While LeetCode is your basecamp, FAANG interviews often include system design, scalability, tradeoffs, and sometimes real code review. It helps to also:

• Read about how distributed systems are designed.
• Practice white-board system design for a 15-minute session.
• Mock interview full-stack questions—frontend, backend, architecture.

6. Mindset Tips

• 💪 Don’t be intimidated. Anyone can learn these patterns with daily practice.
• 📚 Always ask questions. Confirm constraints, ask for clarifications when necessary.
• 🛠️ Mistakes are okay. If you realize a bug—acknowledge it, correct it, and explain why.
• 🎯 Quality over quantity. A few well-understood patterns are better than many forgotten ones.

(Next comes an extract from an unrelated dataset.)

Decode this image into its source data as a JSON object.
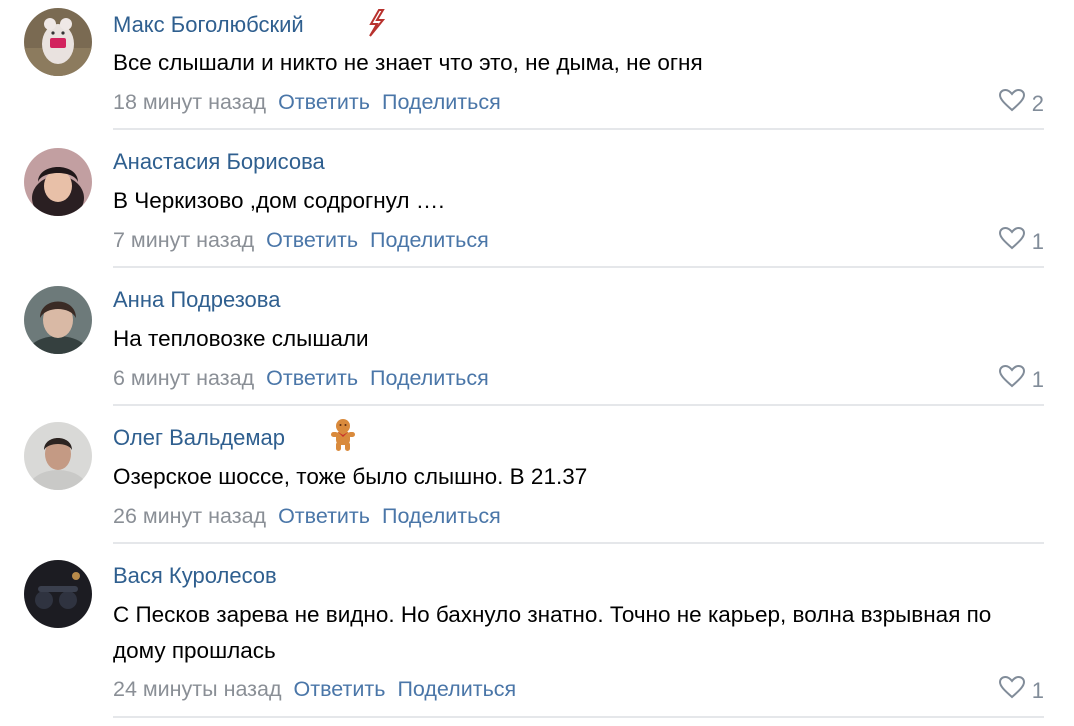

7. Final Words – Your Path to FAANG

The road to a FAANG-level offer is long but rewarding. Each time you solve a problem, you’re equipping yourself with lifelong problem-solving tools. Here’s a quick recap:

• ✅ Leverage LeetCode to master classic patterns.
• ✅ Understand the “why”—don’t just memorize.
• ✅ Talk out loud, test, optimize, and communicate clearly.
• ✅ Balance coding practice with system design prepping.
• ✅ Keep your hands sharp—consistency beats all.

Remember: FAANG is a label, but your skill is what really matters. Show up prepared, solve problems with clarity, and shine as both an engineer and a thinker. You’ve got this!

🙌 Wishing you focus, confidence, and success on your FAANG journey. Happy coding and keep pushing your limits!